Chapter Six: Toughen Up. (~jinghan)
Note from the author: I could be getting some well deserved sleep but this post is a week overdue, pretend I’m writing this five days ago.
I’m agnostic. But if I believe in some God(dess) of fixed identity, then s/he is a very sly cheeky deity that answers prayers in the most obscure of ways.
It was Wednesday and my feeling of purposelessness was at an all time low, and I had just about has as much of long-distance-relationship as I could bare without tears and heart-ache. But as I flick through through the paper a headline catches my attention:
Why women aren’t getting it in the boardroom or the bedroom*
— Fear of rejection keeps women from pushing for what they want.International Women’s Day brought the usual complaints about the lack of women on corporate boards…
…most women dread these negotiations, putting them on par with a visit to the dentist. As for men – well, they are more likely to treat them as wrestling matches, happily coming back for a second and third round. And if they are knocked back, they take it in their tride. Most men handle this type of rejection much better than women.
What’s really interesting is that the same pattern emerges in our most intimate relationships. My research on how couples negotiate their sex supply revealed men’s extraordinary resilience, their willingness to keep trying for that green light.
…Women are afraid to ask and they pay the price.

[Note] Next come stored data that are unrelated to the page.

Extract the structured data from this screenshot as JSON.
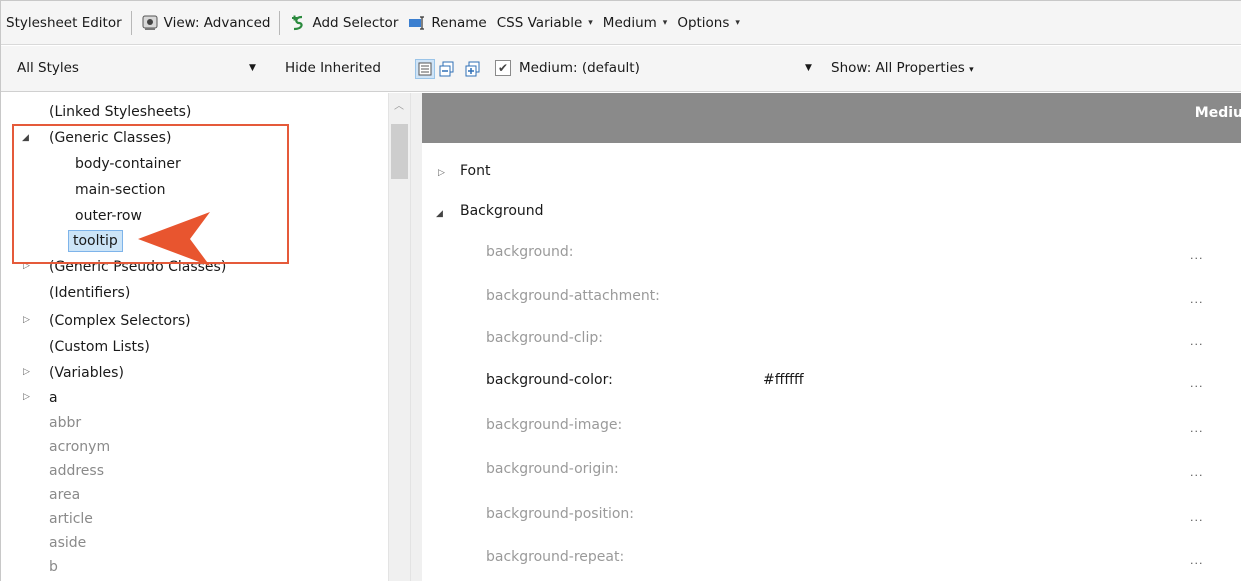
{
  "toolbar1": {
    "title": "Stylesheet Editor",
    "view": "View: Advanced",
    "add_selector": "Add Selector",
    "rename": "Rename",
    "css_variable": "CSS Variable",
    "medium": "Medium",
    "options": "Options"
  },
  "toolbar2": {
    "filter": "All Styles",
    "hide_inherited": "Hide Inherited",
    "medium_select": "Medium: (default)",
    "show": "Show: All Properties"
  },
  "tree": {
    "linked": "(Linked Stylesheets)",
    "generic_classes": "(Generic Classes)",
    "classes": [
      "body-container",
      "main-section",
      "outer-row",
      "tooltip"
    ],
    "generic_pseudo": "(Generic Pseudo Classes)",
    "identifiers": "(Identifiers)",
    "complex": "(Complex Selectors)",
    "custom_lists": "(Custom Lists)",
    "variables": "(Variables)",
    "a": "a",
    "tags": [
      "abbr",
      "acronym",
      "address",
      "area",
      "article",
      "aside",
      "b"
    ]
  },
  "right": {
    "header": "Mediu",
    "sections": {
      "font": "Font",
      "background": "Background"
    },
    "props": [
      {
        "name": "background:",
        "value": ""
      },
      {
        "name": "background-attachment:",
        "value": ""
      },
      {
        "name": "background-clip:",
        "value": ""
      },
      {
        "name": "background-color:",
        "value": "#ffffff"
      },
      {
        "name": "background-image:",
        "value": ""
      },
      {
        "name": "background-origin:",
        "value": ""
      },
      {
        "name": "background-position:",
        "value": ""
      },
      {
        "name": "background-repeat:",
        "value": ""
      }
    ],
    "ellipsis": "..."
  },
  "colors": {
    "highlight": "#e55a3a",
    "header_band": "#8a8a8a",
    "selection": "#cce4f7"
  }
}
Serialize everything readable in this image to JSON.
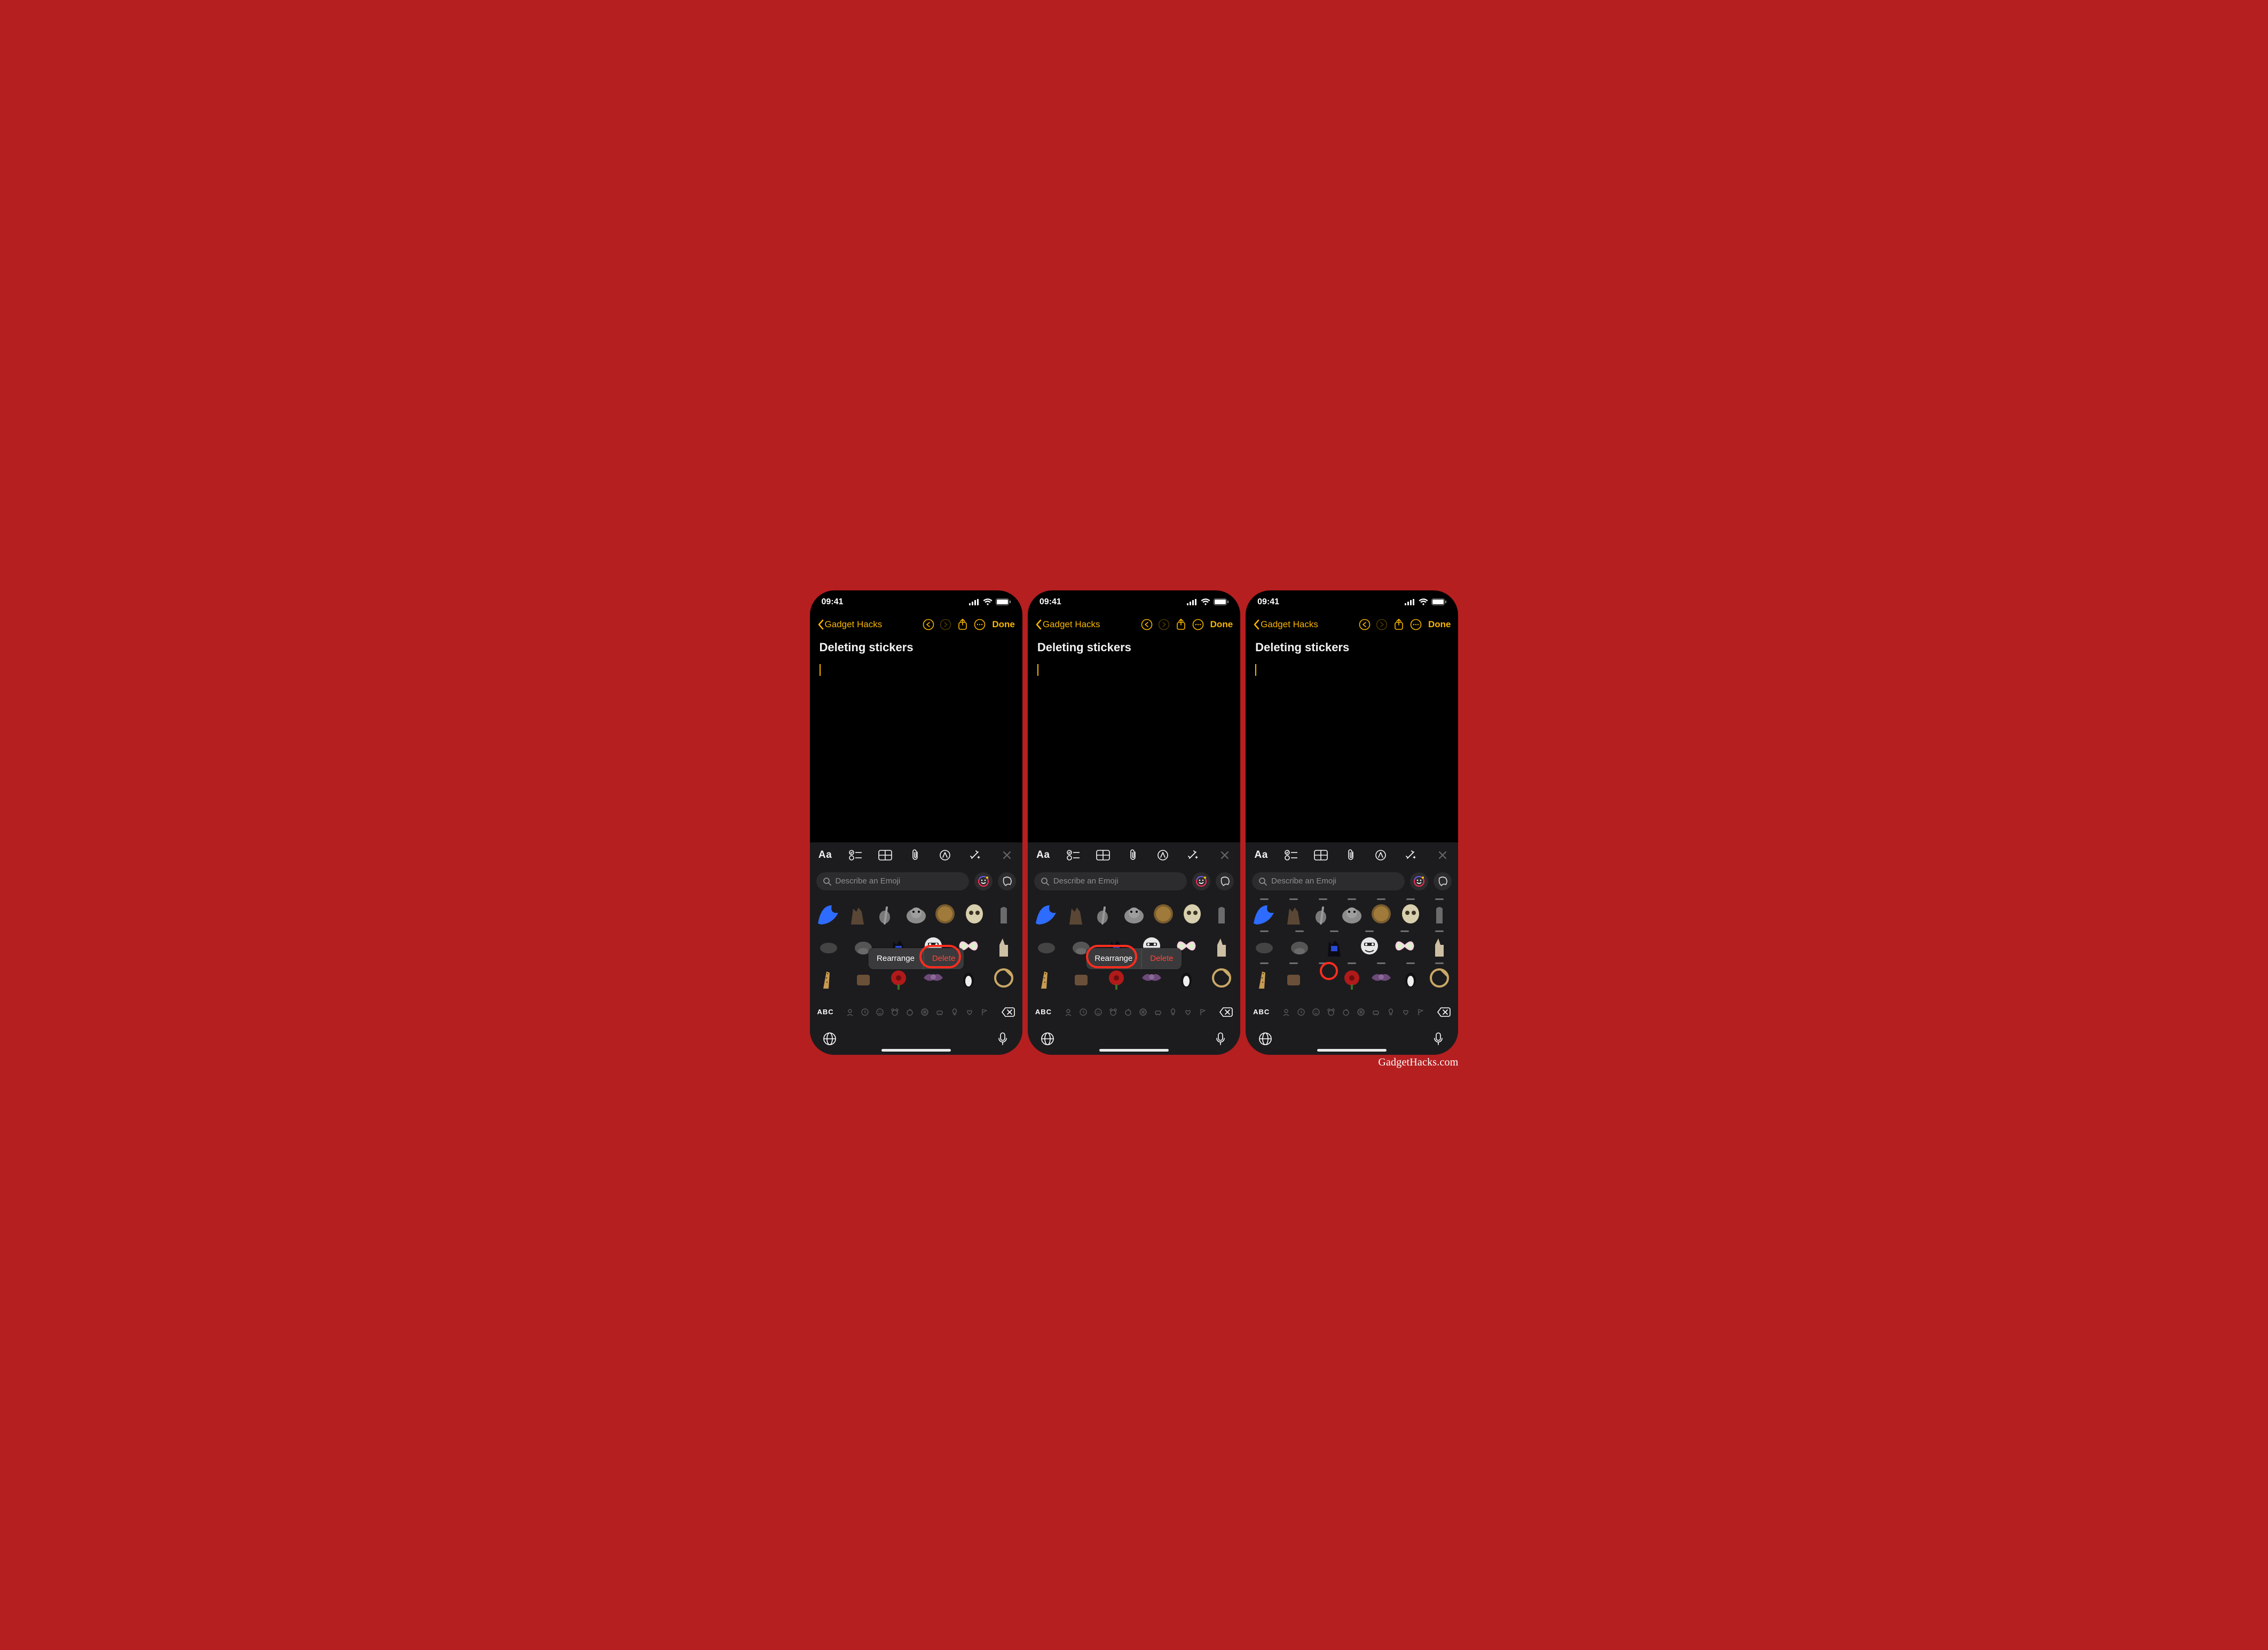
{
  "watermark": "GadgetHacks.com",
  "status": {
    "time": "09:41"
  },
  "nav": {
    "back": "Gadget Hacks",
    "done": "Done"
  },
  "note": {
    "title": "Deleting stickers"
  },
  "fmt": {
    "aa": "Aa"
  },
  "search": {
    "placeholder": "Describe an Emoji"
  },
  "ctx": {
    "rearrange": "Rearrange",
    "delete": "Delete"
  },
  "tabs": {
    "abc": "ABC"
  },
  "stickers": {
    "row0": [
      "wing",
      "cat",
      "rat",
      "elephant",
      "coin",
      "skull",
      "ghostkid"
    ],
    "row1": [
      "cow",
      "hippo",
      "blackcat",
      "moonface",
      "butterfly",
      "llama"
    ],
    "row2": [
      "giraffe",
      "dog",
      "redflower",
      "bat",
      "penguin",
      "cookie"
    ]
  }
}
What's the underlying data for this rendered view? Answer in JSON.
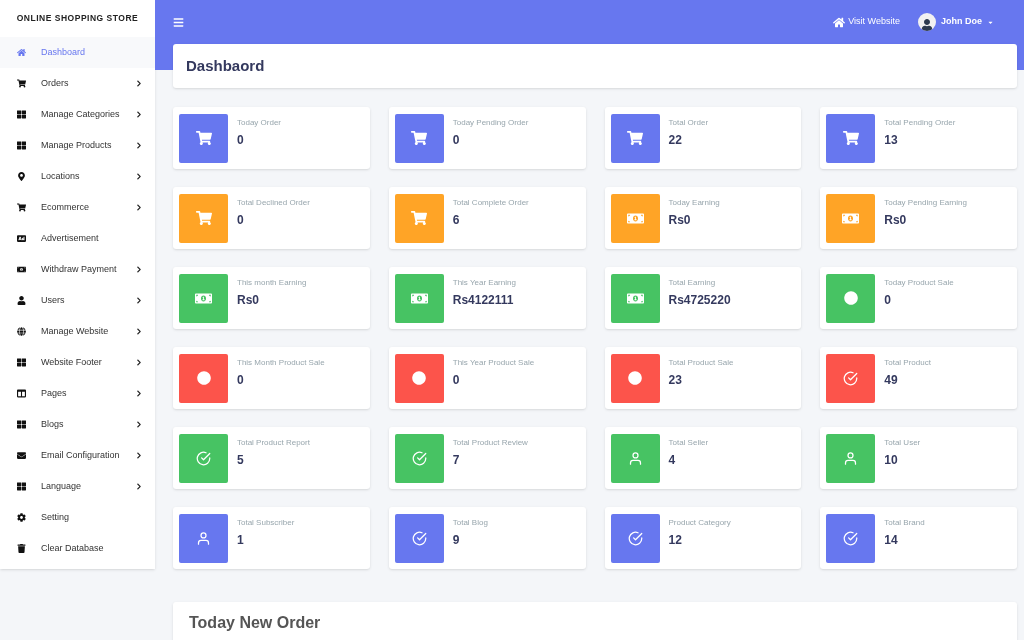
{
  "brand": "ONLINE SHOPPING STORE",
  "sidebar": {
    "items": [
      {
        "label": "Dashboard",
        "kind": "home",
        "submenu": false,
        "selected": true
      },
      {
        "label": "Orders",
        "kind": "cart",
        "submenu": true,
        "selected": false
      },
      {
        "label": "Manage Categories",
        "kind": "grid",
        "submenu": true,
        "selected": false
      },
      {
        "label": "Manage Products",
        "kind": "grid",
        "submenu": true,
        "selected": false
      },
      {
        "label": "Locations",
        "kind": "pin",
        "submenu": true,
        "selected": false
      },
      {
        "label": "Ecommerce",
        "kind": "cart",
        "submenu": true,
        "selected": false
      },
      {
        "label": "Advertisement",
        "kind": "ad",
        "submenu": false,
        "selected": false
      },
      {
        "label": "Withdraw Payment",
        "kind": "money",
        "submenu": true,
        "selected": false
      },
      {
        "label": "Users",
        "kind": "user",
        "submenu": true,
        "selected": false
      },
      {
        "label": "Manage Website",
        "kind": "globe",
        "submenu": true,
        "selected": false
      },
      {
        "label": "Website Footer",
        "kind": "grid",
        "submenu": true,
        "selected": false
      },
      {
        "label": "Pages",
        "kind": "columns",
        "submenu": true,
        "selected": false
      },
      {
        "label": "Blogs",
        "kind": "grid",
        "submenu": true,
        "selected": false
      },
      {
        "label": "Email Configuration",
        "kind": "envelope",
        "submenu": true,
        "selected": false
      },
      {
        "label": "Language",
        "kind": "grid",
        "submenu": true,
        "selected": false
      },
      {
        "label": "Setting",
        "kind": "cog",
        "submenu": false,
        "selected": false
      },
      {
        "label": "Clear Database",
        "kind": "trash",
        "submenu": false,
        "selected": false
      }
    ]
  },
  "topbar": {
    "visit_website": "Visit Website",
    "user_name": "John Doe"
  },
  "page_title": "Dashbaord",
  "stats": [
    {
      "label": "Today Order",
      "value": "0",
      "kind": "cart",
      "color": "#6777ef"
    },
    {
      "label": "Today Pending Order",
      "value": "0",
      "kind": "cart",
      "color": "#6777ef"
    },
    {
      "label": "Total Order",
      "value": "22",
      "kind": "cart",
      "color": "#6777ef"
    },
    {
      "label": "Total Pending Order",
      "value": "13",
      "kind": "cart",
      "color": "#6777ef"
    },
    {
      "label": "Total Declined Order",
      "value": "0",
      "kind": "cart",
      "color": "#ffa426"
    },
    {
      "label": "Total Complete Order",
      "value": "6",
      "kind": "cart",
      "color": "#ffa426"
    },
    {
      "label": "Today Earning",
      "value": "Rs0",
      "kind": "money",
      "color": "#ffa426"
    },
    {
      "label": "Today Pending Earning",
      "value": "Rs0",
      "kind": "money",
      "color": "#ffa426"
    },
    {
      "label": "This month Earning",
      "value": "Rs0",
      "kind": "money",
      "color": "#47c363"
    },
    {
      "label": "This Year Earning",
      "value": "Rs4122111",
      "kind": "money",
      "color": "#47c363"
    },
    {
      "label": "Total Earning",
      "value": "Rs4725220",
      "kind": "money",
      "color": "#47c363"
    },
    {
      "label": "Today Product Sale",
      "value": "0",
      "kind": "circle",
      "color": "#47c363"
    },
    {
      "label": "This Month Product Sale",
      "value": "0",
      "kind": "circle",
      "color": "#fc544b"
    },
    {
      "label": "This Year Product Sale",
      "value": "0",
      "kind": "circle",
      "color": "#fc544b"
    },
    {
      "label": "Total Product Sale",
      "value": "23",
      "kind": "circle",
      "color": "#fc544b"
    },
    {
      "label": "Total Product",
      "value": "49",
      "kind": "check",
      "color": "#fc544b"
    },
    {
      "label": "Total Product Report",
      "value": "5",
      "kind": "check",
      "color": "#47c363"
    },
    {
      "label": "Total Product Review",
      "value": "7",
      "kind": "check",
      "color": "#47c363"
    },
    {
      "label": "Total Seller",
      "value": "4",
      "kind": "user",
      "color": "#47c363"
    },
    {
      "label": "Total User",
      "value": "10",
      "kind": "user",
      "color": "#47c363"
    },
    {
      "label": "Total Subscriber",
      "value": "1",
      "kind": "user",
      "color": "#6777ef"
    },
    {
      "label": "Total Blog",
      "value": "9",
      "kind": "check",
      "color": "#6777ef"
    },
    {
      "label": "Product Category",
      "value": "12",
      "kind": "check",
      "color": "#6777ef"
    },
    {
      "label": "Total Brand",
      "value": "14",
      "kind": "check",
      "color": "#6777ef"
    }
  ],
  "section_title": "Today New Order"
}
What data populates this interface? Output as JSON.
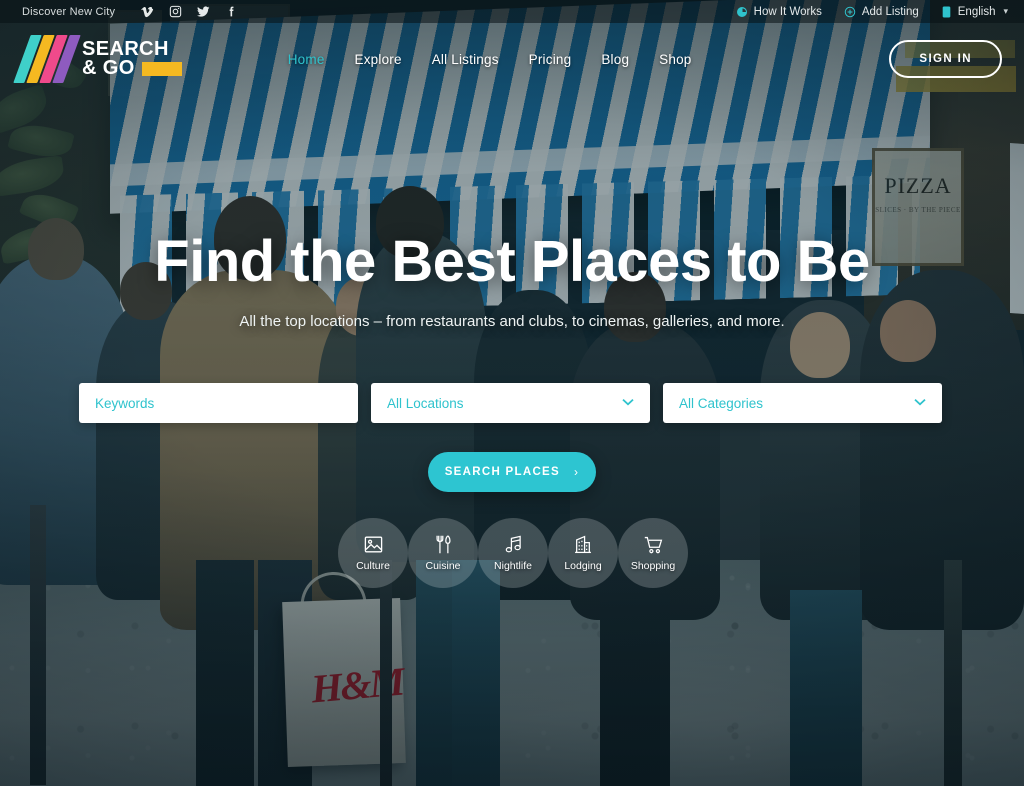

Already the rebellious juices were dripping from my jaws. I don’t want to be like the other women. For God’s sake, I’m a maths major! Already, the fact that I was drowning in self pity just five minutes ago was being forgotten. God, women that dwell on self pity, eurgh, as if I’m one of those. Burn! Fight! Kill!
It’s 12pm when I get home from the Start of Uni Party (my first uni party). On many occasions I have come home late from a night out, the adrenalin fades, and the realisation that I am tired and alone quickly kicks in and various horrible emotional pitiful things follow. But not tonight. Burn! Fight! Kill! Before I’ve even changed out of my party dress, I’m sitting on my bed reading my in2science training brochure and looking up google maps for how to get to my host school for the next day. I had left arranging my meet up with the teacher I would be working with for this voluntary program a bit late, but I was determined to make amends by being completely organised about it hereon… as I read the training brochure at 1am…
You’d think my God(dess) would be satisfied with my call to action so far. But being the sly cheeky thing s/he is I am thrown another headline that coincidentally catches my attention:
The Roar of the Tiger Mom.**
It was the “Little White Donkey” incident that pushed many readers over the edge. That’s the name of the piano tune that Amy Chua, Yale law professor and self-described “tiger mother,” forced her 7-year-old daughter Lulu to practice for hours on end – “right through dinner into the night,” with no breaks for water or even the bathroom, until at last Lulu learned to play the piece.
…Most surprising of all to Chua’s detractors maybe the fact that many elements of her approach are supported by research in psychology and cognitive science. Take for example, her assertion that American parents go too far in insulating their children from discomfort and distress. Chinese parents, by contrast, she writes, “assume strength, not fragility, and as a result they behave very differently.”
… if you repeat the same task again and again, it will eventually become automatic. Your brain will literally change so that you can complete the task without thinking about it. Once this happens, the brain has made mental space for higher-order operations…
Hardwork, persistence, no patience for excuses: whether Chinese or American, that sounds like a prescription for success with which it’s very difficult to argue.
Outrageous unexplained opening, following through to scientific reasoning, softened by personal recounts, and a punching ending… I was too hard to resist. Toughen up. I told myself. Life’s not a plate of cookies presented to you, you have to go plough the field, grow the wheat, grind it into flour, and do it all over again for sugar and cocoa before you even get to start baking your cookie.
It wasn’t until I got home and actually practised the harp, like actually going-over-each-bar-carefully-and-repetitively practised, that I realised how much the articles had made me rethink my wafting about in self-pity. And weirdest thing of all: I could feel my playing getting better and I was actually enjoying the hard work and feeling good about myself. All while planning ahead to do three hours of maths study after dinner and actually looking forward to it.
Pft. The sly cheeky God(dess).
— —
* link to full article for “Why women aren’t getting it in the boardroom or the bedroom” – The Age, March 9, 2011
**link to full article for “Roar of the Tiger Mom.” – TIME, January 10, 2011
😀 awesome blog entry!
It’s an odd thing to say but I think I’ll bookmark this page. Take it as a compliment please and not like a stalky thing 😀
I can totally and utterly recognise myself in this – and I think I shall refer back to this when I’m feeling unmotivated.
Go get em girl.
Grr.
aw <3 thanks, your saying that has made my day
😀 that’s okay, anytime you feel like writing something that might give me motivation *please feel free to do so, I don’t mind*!